Virava para a direita? Eu também. Para a esquerda? Eu, igualmente.
Ele aumentava a velocidade? O mesmo se passava comigo.
Diminuía? Eu diminuía.
Ele parava no semáforo? Eu também.
Avançava? Lá ia eu atrás dele.
Em alguns pontos do trajeto percebi que meu carro, mais leve, avançava mais rápido que o dele, colocando em risco meu pára-choque dianteiro e o pára-choque traseiro do seu carro. Então eu fui com o pé no freio, e a maior parte do caminho eu fui sendo arrastado e freando para não me aproximar muito.

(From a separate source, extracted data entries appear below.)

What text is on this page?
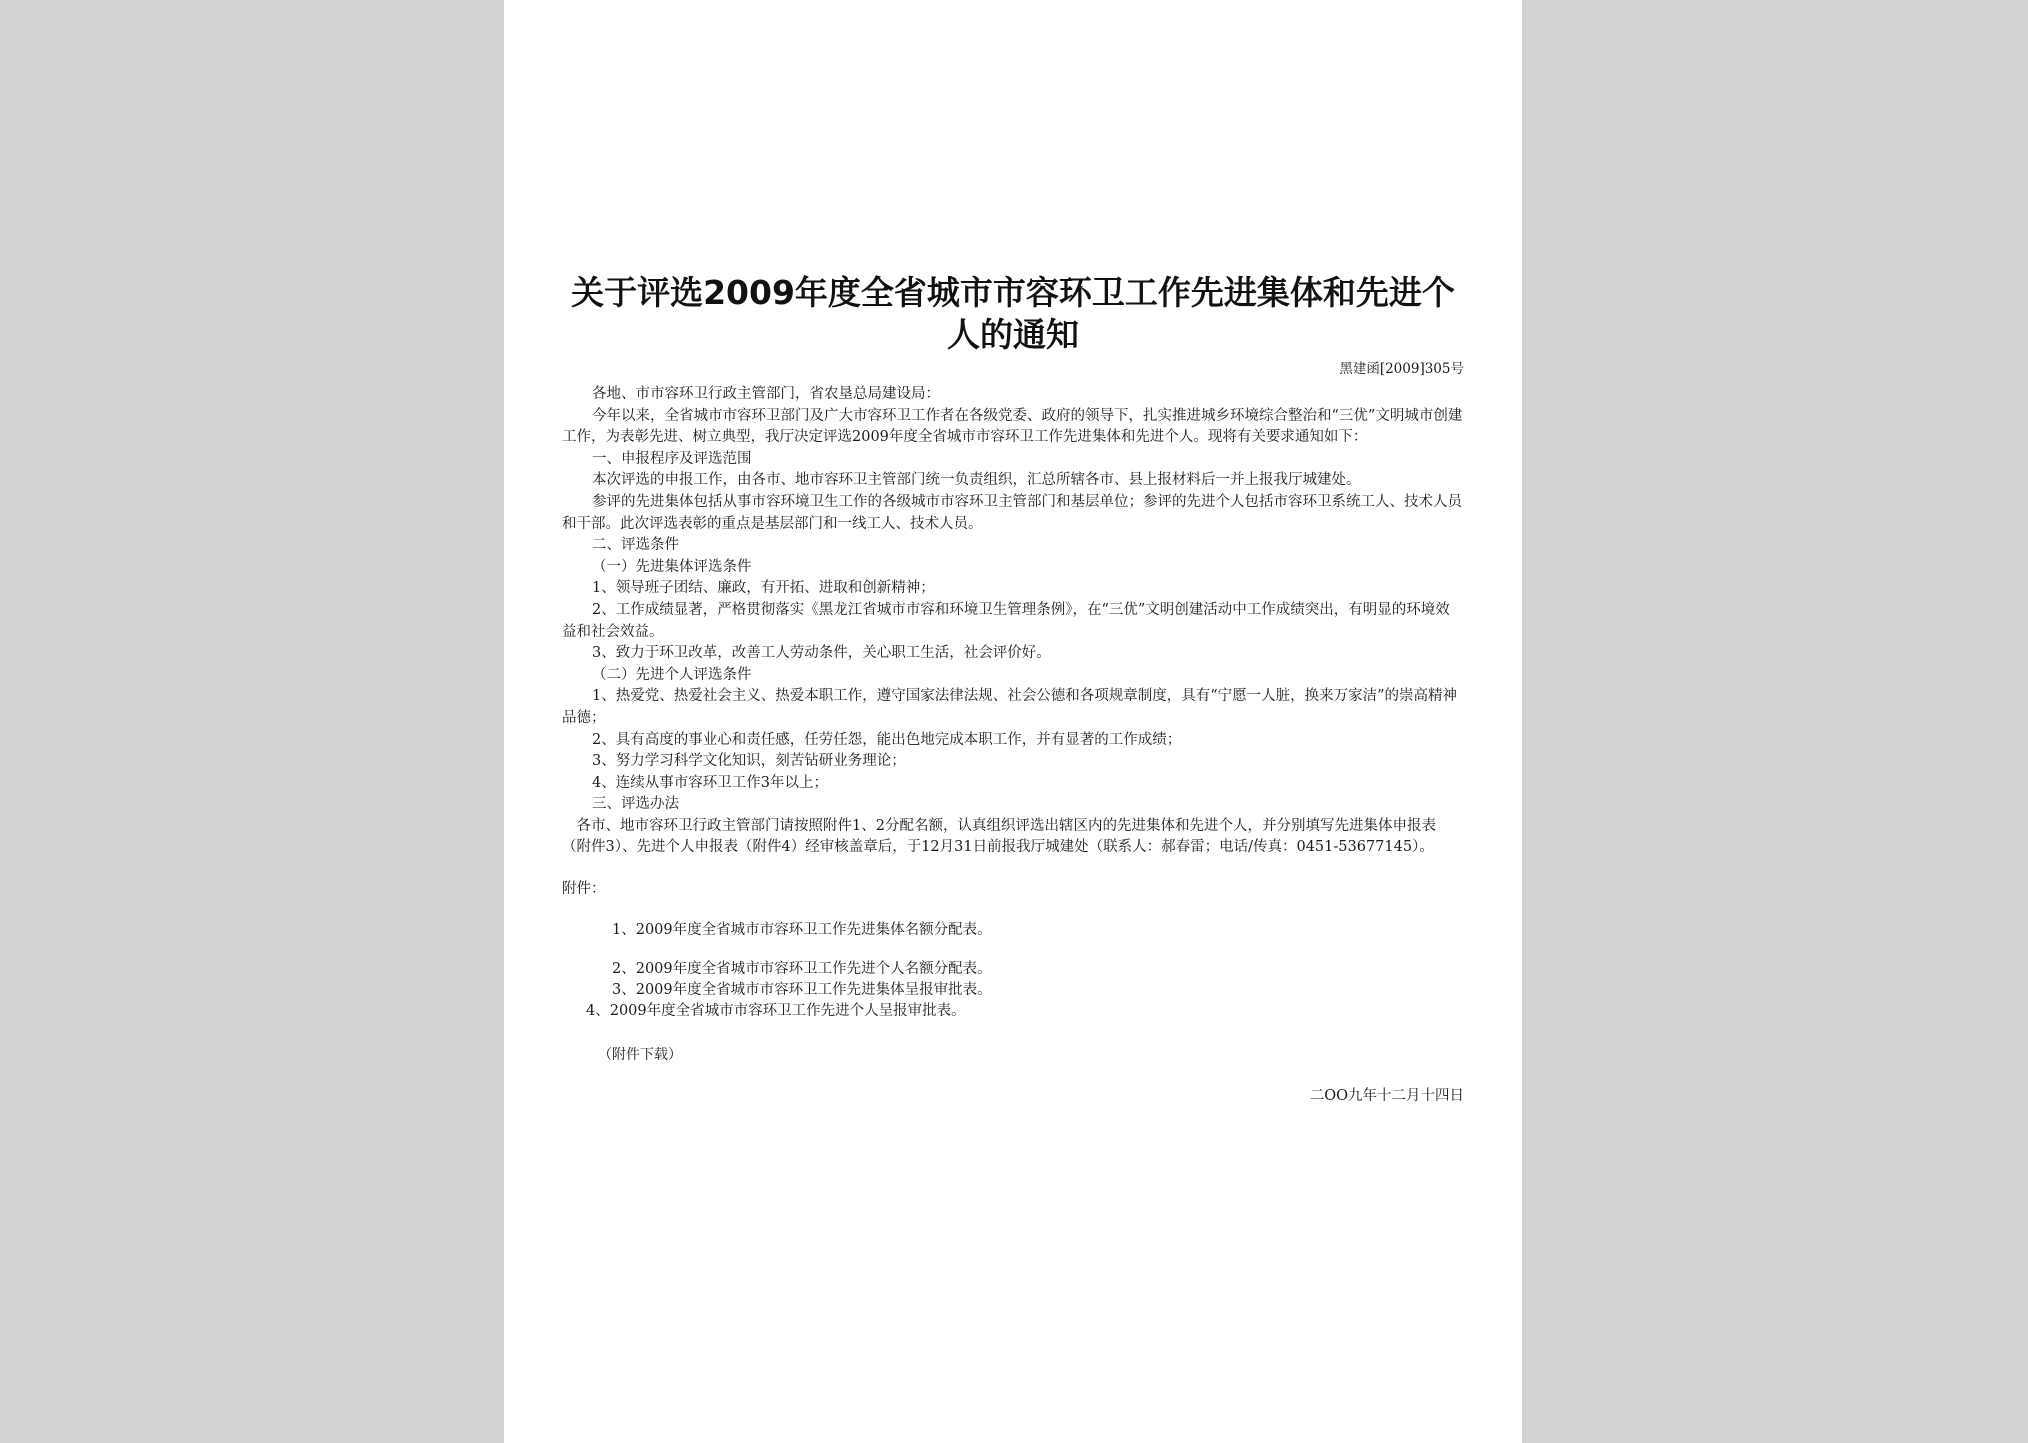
关于评选2009年度全省城市市容环卫工作先进集体和先进个人的通知
黑建函[2009]305号

各地、市市容环卫行政主管部门，省农垦总局建设局：

今年以来，全省城市市容环卫部门及广大市容环卫工作者在各级党委、政府的领导下，扎实推进城乡环境综合整治和“三优”文明城市创建工作，为表彰先进、树立典型，我厅决定评选2009年度全省城市市容环卫工作先进集体和先进个人。现将有关要求通知如下：

一、申报程序及评选范围

本次评选的申报工作，由各市、地市容环卫主管部门统一负责组织，汇总所辖各市、县上报材料后一并上报我厅城建处。

参评的先进集体包括从事市容环境卫生工作的各级城市市容环卫主管部门和基层单位；参评的先进个人包括市容环卫系统工人、技术人员和干部。此次评选表彰的重点是基层部门和一线工人、技术人员。

二、评选条件

（一）先进集体评选条件

1、领导班子团结、廉政，有开拓、进取和创新精神；

2、工作成绩显著，严格贯彻落实《黑龙江省城市市容和环境卫生管理条例》，在“三优”文明创建活动中工作成绩突出，有明显的环境效益和社会效益。

3、致力于环卫改革，改善工人劳动条件，关心职工生活，社会评价好。

（二）先进个人评选条件

1、热爱党、热爱社会主义、热爱本职工作，遵守国家法律法规、社会公德和各项规章制度，具有“宁愿一人脏，换来万家洁”的崇高精神品德；

2、具有高度的事业心和责任感，任劳任怨，能出色地完成本职工作，并有显著的工作成绩；

3、努力学习科学文化知识，刻苦钻研业务理论；

4、连续从事市容环卫工作3年以上；

三、评选办法

　各市、地市容环卫行政主管部门请按照附件1、2分配名额，认真组织评选出辖区内的先进集体和先进个人，并分别填写先进集体申报表（附件3）、先进个人申报表（附件4）经审核盖章后，于12月31日前报我厅城建处（联系人：郝春雷；电话/传真：0451-53677145）。

附件：

1、2009年度全省城市市容环卫工作先进集体名额分配表。

2、2009年度全省城市市容环卫工作先进个人名额分配表。

3、2009年度全省城市市容环卫工作先进集体呈报审批表。

4、2009年度全省城市市容环卫工作先进个人呈报审批表。

（附件下载）
二OO九年十二月十四日
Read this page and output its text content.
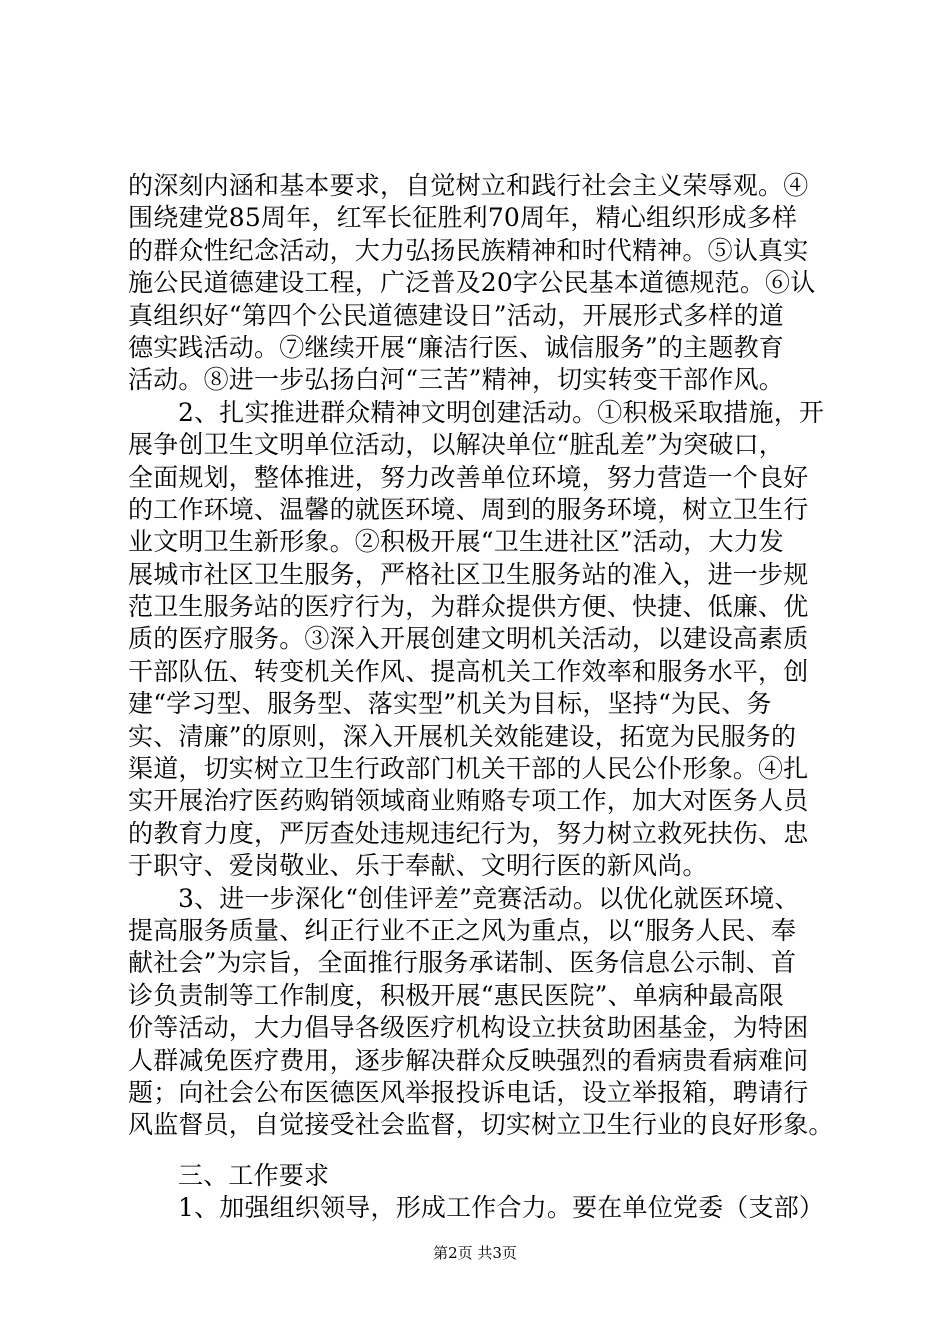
的深刻内涵和基本要求，自觉树立和践行社会主义荣辱观。④
围绕建党85周年，红军长征胜利70周年，精心组织形成多样
的群众性纪念活动，大力弘扬民族精神和时代精神。⑤认真实
施公民道德建设工程，广泛普及20字公民基本道德规范。⑥认
真组织好“第四个公民道德建设日”活动，开展形式多样的道
德实践活动。⑦继续开展“廉洁行医、诚信服务”的主题教育
活动。⑧进一步弘扬白河“三苦”精神，切实转变干部作风。
2、扎实推进群众精神文明创建活动。①积极采取措施，开
展争创卫生文明单位活动，以解决单位“脏乱差”为突破口，
全面规划，整体推进，努力改善单位环境，努力营造一个良好
的工作环境、温馨的就医环境、周到的服务环境，树立卫生行
业文明卫生新形象。②积极开展“卫生进社区”活动，大力发
展城市社区卫生服务，严格社区卫生服务站的准入，进一步规
范卫生服务站的医疗行为，为群众提供方便、快捷、低廉、优
质的医疗服务。③深入开展创建文明机关活动，以建设高素质
干部队伍、转变机关作风、提高机关工作效率和服务水平，创
建“学习型、服务型、落实型”机关为目标，坚持“为民、务
实、清廉”的原则，深入开展机关效能建设，拓宽为民服务的
渠道，切实树立卫生行政部门机关干部的人民公仆形象。④扎
实开展治疗医药购销领域商业贿赂专项工作，加大对医务人员
的教育力度，严厉查处违规违纪行为，努力树立救死扶伤、忠
于职守、爱岗敬业、乐于奉献、文明行医的新风尚。
3、进一步深化“创佳评差”竞赛活动。以优化就医环境、
提高服务质量、纠正行业不正之风为重点，以“服务人民、奉
献社会”为宗旨，全面推行服务承诺制、医务信息公示制、首
诊负责制等工作制度，积极开展“惠民医院”、单病种最高限
价等活动，大力倡导各级医疗机构设立扶贫助困基金，为特困
人群减免医疗费用，逐步解决群众反映强烈的看病贵看病难问
题；向社会公布医德医风举报投诉电话，设立举报箱，聘请行
风监督员，自觉接受社会监督，切实树立卫生行业的良好形象。
三、工作要求
1、加强组织领导，形成工作合力。要在单位党委（支部）
第2页 共3页
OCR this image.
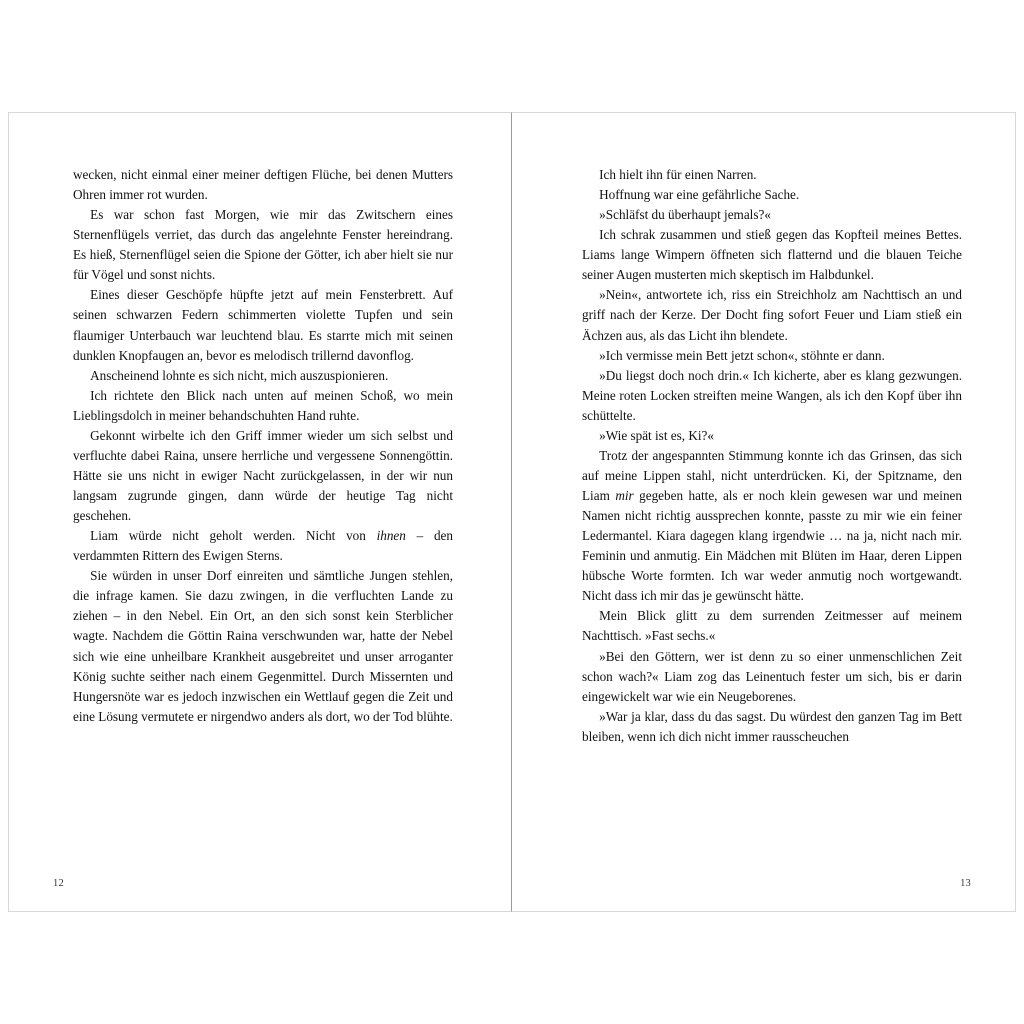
wecken, nicht einmal einer meiner deftigen Flüche, bei denen Mutters Ohren immer rot wurden.

Es war schon fast Morgen, wie mir das Zwitschern eines Sternenflügels verriet, das durch das angelehnte Fenster hereindrang. Es hieß, Sternenflügel seien die Spione der Götter, ich aber hielt sie nur für Vögel und sonst nichts.

Eines dieser Geschöpfe hüpfte jetzt auf mein Fensterbrett. Auf seinen schwarzen Federn schimmerten violette Tupfen und sein flaumiger Unterbauch war leuchtend blau. Es starrte mich mit seinen dunklen Knopfaugen an, bevor es melodisch trillernd davonflog.

Anscheinend lohnte es sich nicht, mich auszuspionieren.

Ich richtete den Blick nach unten auf meinen Schoß, wo mein Lieblingsdolch in meiner behandschuhten Hand ruhte.

Gekonnt wirbelte ich den Griff immer wieder um sich selbst und verfluchte dabei Raina, unsere herrliche und vergessene Sonnengöttin. Hätte sie uns nicht in ewiger Nacht zurückgelassen, in der wir nun langsam zugrunde gingen, dann würde der heutige Tag nicht geschehen.

Liam würde nicht geholt werden. Nicht von ihnen – den verdammten Rittern des Ewigen Sterns.

Sie würden in unser Dorf einreiten und sämtliche Jungen stehlen, die infrage kamen. Sie dazu zwingen, in die verfluchten Lande zu ziehen – in den Nebel. Ein Ort, an den sich sonst kein Sterblicher wagte. Nachdem die Göttin Raina verschwunden war, hatte der Nebel sich wie eine unheilbare Krankheit ausgebreitet und unser arroganter König suchte seither nach einem Gegenmittel. Durch Missernten und Hungersnöte war es jedoch inzwischen ein Wettlauf gegen die Zeit und eine Lösung vermutete er nirgendwo anders als dort, wo der Tod blühte.

12

Ich hielt ihn für einen Narren.

Hoffnung war eine gefährliche Sache.

»Schläfst du überhaupt jemals?«

Ich schrak zusammen und stieß gegen das Kopfteil meines Bettes. Liams lange Wimpern öffneten sich flatternd und die blauen Teiche seiner Augen musterten mich skeptisch im Halbdunkel.

»Nein«, antwortete ich, riss ein Streichholz am Nachttisch an und griff nach der Kerze. Der Docht fing sofort Feuer und Liam stieß ein Ächzen aus, als das Licht ihn blendete.

»Ich vermisse mein Bett jetzt schon«, stöhnte er dann.

»Du liegst doch noch drin.« Ich kicherte, aber es klang gezwungen. Meine roten Locken streiften meine Wangen, als ich den Kopf über ihn schüttelte.

»Wie spät ist es, Ki?«

Trotz der angespannten Stimmung konnte ich das Grinsen, das sich auf meine Lippen stahl, nicht unterdrücken. Ki, der Spitzname, den Liam mir gegeben hatte, als er noch klein gewesen war und meinen Namen nicht richtig aussprechen konnte, passte zu mir wie ein feiner Ledermantel. Kiara dagegen klang irgendwie … na ja, nicht nach mir. Feminin und anmutig. Ein Mädchen mit Blüten im Haar, deren Lippen hübsche Worte formten. Ich war weder anmutig noch wortgewandt. Nicht dass ich mir das je gewünscht hätte.

Mein Blick glitt zu dem surrenden Zeitmesser auf meinem Nachttisch. »Fast sechs.«

»Bei den Göttern, wer ist denn zu so einer unmenschlichen Zeit schon wach?« Liam zog das Leinentuch fester um sich, bis er darin eingewickelt war wie ein Neugeborenes.

»War ja klar, dass du das sagst. Du würdest den ganzen Tag im Bett bleiben, wenn ich dich nicht immer rausscheuchen

13
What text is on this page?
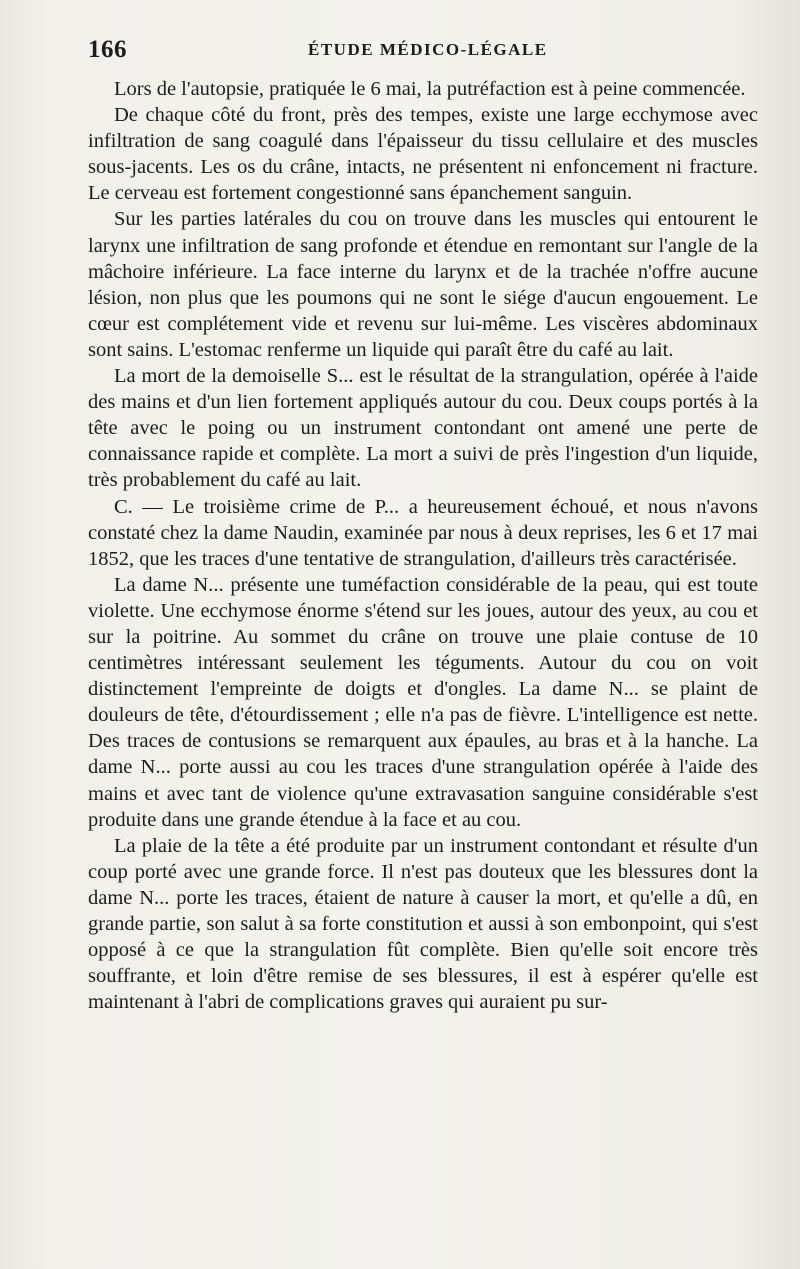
166	ÉTUDE MÉDICO-LÉGALE

Lors de l'autopsie, pratiquée le 6 mai, la putréfaction est à peine commencée.

De chaque côté du front, près des tempes, existe une large ecchymose avec infiltration de sang coagulé dans l'épaisseur du tissu cellulaire et des muscles sous-jacents. Les os du crâne, intacts, ne présentent ni enfoncement ni fracture. Le cerveau est fortement congestionné sans épanchement sanguin.

Sur les parties latérales du cou on trouve dans les muscles qui entourent le larynx une infiltration de sang profonde et étendue en remontant sur l'angle de la mâchoire inférieure. La face interne du larynx et de la trachée n'offre aucune lésion, non plus que les poumons qui ne sont le siége d'aucun engouement. Le cœur est complétement vide et revenu sur lui-même. Les viscères abdominaux sont sains. L'estomac renferme un liquide qui paraît être du café au lait.

La mort de la demoiselle S... est le résultat de la strangulation, opérée à l'aide des mains et d'un lien fortement appliqués autour du cou. Deux coups portés à la tête avec le poing ou un instrument contondant ont amené une perte de connaissance rapide et complète. La mort a suivi de près l'ingestion d'un liquide, très probablement du café au lait.

C. — Le troisième crime de P... a heureusement échoué, et nous n'avons constaté chez la dame Naudin, examinée par nous à deux reprises, les 6 et 17 mai 1852, que les traces d'une tentative de strangulation, d'ailleurs très caractérisée.

La dame N... présente une tuméfaction considérable de la peau, qui est toute violette. Une ecchymose énorme s'étend sur les joues, autour des yeux, au cou et sur la poitrine. Au sommet du crâne on trouve une plaie contuse de 10 centimètres intéressant seulement les téguments. Autour du cou on voit distinctement l'empreinte de doigts et d'ongles. La dame N... se plaint de douleurs de tête, d'étourdissement ; elle n'a pas de fièvre. L'intelligence est nette. Des traces de contusions se remarquent aux épaules, au bras et à la hanche. La dame N... porte aussi au cou les traces d'une strangulation opérée à l'aide des mains et avec tant de violence qu'une extravasation sanguine considérable s'est produite dans une grande étendue à la face et au cou.

La plaie de la tête a été produite par un instrument contondant et résulte d'un coup porté avec une grande force. Il n'est pas douteux que les blessures dont la dame N... porte les traces, étaient de nature à causer la mort, et qu'elle a dû, en grande partie, son salut à sa forte constitution et aussi à son embonpoint, qui s'est opposé à ce que la strangulation fût complète. Bien qu'elle soit encore très souffrante, et loin d'être remise de ses blessures, il est à espérer qu'elle est maintenant à l'abri de complications graves qui auraient pu sur-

Liguei meu pisca alerta e mantive a distância.
:: Em outras palavras:
Eu estava amarrado a ele; não podia ultrapassá-lo; não me arriscava a me aproximar muito; avançava com o pé no freio. Em tudo o que ele fazia, eu o imitava.
Você quer ouvir uma triste notícia?
Há muita gente que pensa que estas são as marcas de um bom discipulado.
Não, não. Estas são as marcas de um carro estragado.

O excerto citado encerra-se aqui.